To prevent progressive realization from undermining both domestic and international responsibilities towards health, international human rights law institutions developed the idea of non-derogable "minimum core" obligations to provide essential health services. While minimum core obligations have enjoyed some uptake in human rights practice and scholarship, their definition in international law fails to specify which health services should fall within their scope, or to specify wealthy country obligations to assist poorer countries. These definitional gaps undercut the capacity of minimum core obligations to protect essential health needs against inaction, austerity and illegitimate trade-offs in both domestic and global action. If the right to health is to effectively advance essential global health needs in these contexts, weaknesses within the minimum core concept must be resolved through innovative research on social, political and legal conceptualizations of essential health needs.

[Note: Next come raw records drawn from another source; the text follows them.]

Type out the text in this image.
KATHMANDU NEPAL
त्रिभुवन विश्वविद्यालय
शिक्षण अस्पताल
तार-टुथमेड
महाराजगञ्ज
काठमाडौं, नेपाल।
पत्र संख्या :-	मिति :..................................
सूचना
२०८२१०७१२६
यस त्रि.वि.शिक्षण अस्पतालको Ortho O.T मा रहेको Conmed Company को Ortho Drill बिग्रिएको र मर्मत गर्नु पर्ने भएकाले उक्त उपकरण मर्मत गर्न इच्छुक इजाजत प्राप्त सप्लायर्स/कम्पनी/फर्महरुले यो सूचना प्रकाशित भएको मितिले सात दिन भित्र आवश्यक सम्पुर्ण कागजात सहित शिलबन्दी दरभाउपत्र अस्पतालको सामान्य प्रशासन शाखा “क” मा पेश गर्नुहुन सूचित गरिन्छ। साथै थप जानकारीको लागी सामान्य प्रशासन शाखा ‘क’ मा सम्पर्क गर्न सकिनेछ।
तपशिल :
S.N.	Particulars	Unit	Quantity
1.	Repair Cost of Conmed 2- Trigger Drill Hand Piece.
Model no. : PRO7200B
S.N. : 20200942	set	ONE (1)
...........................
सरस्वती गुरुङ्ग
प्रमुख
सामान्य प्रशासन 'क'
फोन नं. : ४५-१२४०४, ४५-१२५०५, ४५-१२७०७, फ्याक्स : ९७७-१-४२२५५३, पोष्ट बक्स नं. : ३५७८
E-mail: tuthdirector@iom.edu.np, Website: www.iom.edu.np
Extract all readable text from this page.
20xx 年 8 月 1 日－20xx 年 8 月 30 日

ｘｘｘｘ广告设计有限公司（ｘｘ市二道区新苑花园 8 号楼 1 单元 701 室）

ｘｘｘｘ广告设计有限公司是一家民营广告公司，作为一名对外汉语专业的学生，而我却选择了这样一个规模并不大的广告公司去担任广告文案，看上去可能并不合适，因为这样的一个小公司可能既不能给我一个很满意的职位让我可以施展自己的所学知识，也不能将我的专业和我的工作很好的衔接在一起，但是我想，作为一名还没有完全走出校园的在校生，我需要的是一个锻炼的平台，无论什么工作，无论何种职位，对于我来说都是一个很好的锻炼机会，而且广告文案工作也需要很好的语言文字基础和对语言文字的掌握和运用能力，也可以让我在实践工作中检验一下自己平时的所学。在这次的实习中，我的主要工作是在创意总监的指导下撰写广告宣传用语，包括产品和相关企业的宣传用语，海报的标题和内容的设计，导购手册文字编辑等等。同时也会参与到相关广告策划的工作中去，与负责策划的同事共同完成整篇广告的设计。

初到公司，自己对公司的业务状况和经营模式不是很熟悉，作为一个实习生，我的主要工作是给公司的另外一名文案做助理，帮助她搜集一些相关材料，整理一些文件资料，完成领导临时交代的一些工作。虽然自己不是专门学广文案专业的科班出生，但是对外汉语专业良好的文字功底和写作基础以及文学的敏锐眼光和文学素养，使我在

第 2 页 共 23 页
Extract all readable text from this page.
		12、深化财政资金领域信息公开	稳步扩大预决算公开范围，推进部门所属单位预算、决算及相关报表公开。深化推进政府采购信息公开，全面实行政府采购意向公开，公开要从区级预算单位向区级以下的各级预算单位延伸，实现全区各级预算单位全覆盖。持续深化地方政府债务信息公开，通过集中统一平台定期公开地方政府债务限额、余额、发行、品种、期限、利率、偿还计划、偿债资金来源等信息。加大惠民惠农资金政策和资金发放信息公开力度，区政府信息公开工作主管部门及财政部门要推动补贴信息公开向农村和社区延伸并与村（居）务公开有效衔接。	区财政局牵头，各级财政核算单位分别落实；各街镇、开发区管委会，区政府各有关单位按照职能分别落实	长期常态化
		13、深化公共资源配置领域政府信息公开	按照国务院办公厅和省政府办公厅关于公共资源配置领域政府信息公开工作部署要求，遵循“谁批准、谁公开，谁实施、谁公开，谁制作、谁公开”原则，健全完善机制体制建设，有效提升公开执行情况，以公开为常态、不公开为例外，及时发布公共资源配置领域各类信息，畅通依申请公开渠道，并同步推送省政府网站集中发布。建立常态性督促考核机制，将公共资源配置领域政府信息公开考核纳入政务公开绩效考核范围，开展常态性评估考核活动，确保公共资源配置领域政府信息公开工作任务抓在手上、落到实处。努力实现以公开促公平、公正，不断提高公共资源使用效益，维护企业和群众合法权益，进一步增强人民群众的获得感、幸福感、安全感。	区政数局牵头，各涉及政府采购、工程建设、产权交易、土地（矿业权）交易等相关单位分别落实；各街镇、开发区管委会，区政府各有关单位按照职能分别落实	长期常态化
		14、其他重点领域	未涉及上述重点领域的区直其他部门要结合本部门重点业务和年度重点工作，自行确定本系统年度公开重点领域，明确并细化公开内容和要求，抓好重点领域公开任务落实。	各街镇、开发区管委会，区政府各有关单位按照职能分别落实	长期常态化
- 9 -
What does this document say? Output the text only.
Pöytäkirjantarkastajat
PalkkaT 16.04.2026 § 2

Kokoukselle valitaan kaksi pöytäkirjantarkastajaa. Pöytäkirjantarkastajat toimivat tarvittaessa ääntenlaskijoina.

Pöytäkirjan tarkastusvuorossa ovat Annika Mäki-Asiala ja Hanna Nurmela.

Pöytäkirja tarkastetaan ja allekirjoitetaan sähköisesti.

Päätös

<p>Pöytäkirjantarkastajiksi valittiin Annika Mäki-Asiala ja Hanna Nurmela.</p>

We believe that if the minimum core concept is strengthened in these ways, it will produce a more feasible and grounded conception of legally prioritized health needs that could assist in advancing health equity, including by providing a framework rooted in legal obligations to guide the formulation of new health development goals, providing a baseline of essential health services to be protected as a matter of right against governmental claims of scarcity and inadequate international assistance, and empowering civil society to claim fulfillment of their essential health needs from domestic and global decision-makers.
全球卫生机构越来越认识到,健康权应指导千年发展目标替代目标的制定,千年发展目标将于 2015 年到期。然而,健康权的贡献受到逐步实现原则的削弱,该原则将卫生服务的提供与可用资源联系起来,允许国家在国内拒绝提供甚至是基本的卫生保健,也允许国际卫生援助仍然完全由各国自行决定。
为防止逐步实现原则破坏各国在国内和国际上对健康应承担的责任,国际人权法机构提出了提供基本卫生服务的不可减损的“核心最低义务”概念。虽然核心最低义务在人权实践和学术研究中得到了一定程度的采纳,但国际法对其定义未能具体说明哪些卫生服务应属于其范围,也未能具体说明富裕国家援助贫穷国家的义务。这些定义上的差距削弱了核心最低义务在保护基本卫生需求方面的能力,使其无法应对国内和全球行动中的不作为、紧缩措施和不合理的权衡。如果健康权要在这些情况下有效地促进基本的全球卫生需求,就必须通过对基本卫生需求的社会、政治和法律概念进行创新性研究,来解决核心最低义务概念中的弱点。
我们认为,如果以这些方式加强核心最低义务概念,将产生一个更可行和更有基础的法律优先卫生需求概念,这将有助于促进卫生公平,包括提供一个基于法律义务的框架,以指导新的卫生发展目标的制定,将基本卫生服务作为一项权利加以保护,免受政府对资源短缺和国际援助不足的主张,并赋予民间社会权力,使其能够向国内和全球决策者要求实现其基本卫生需求。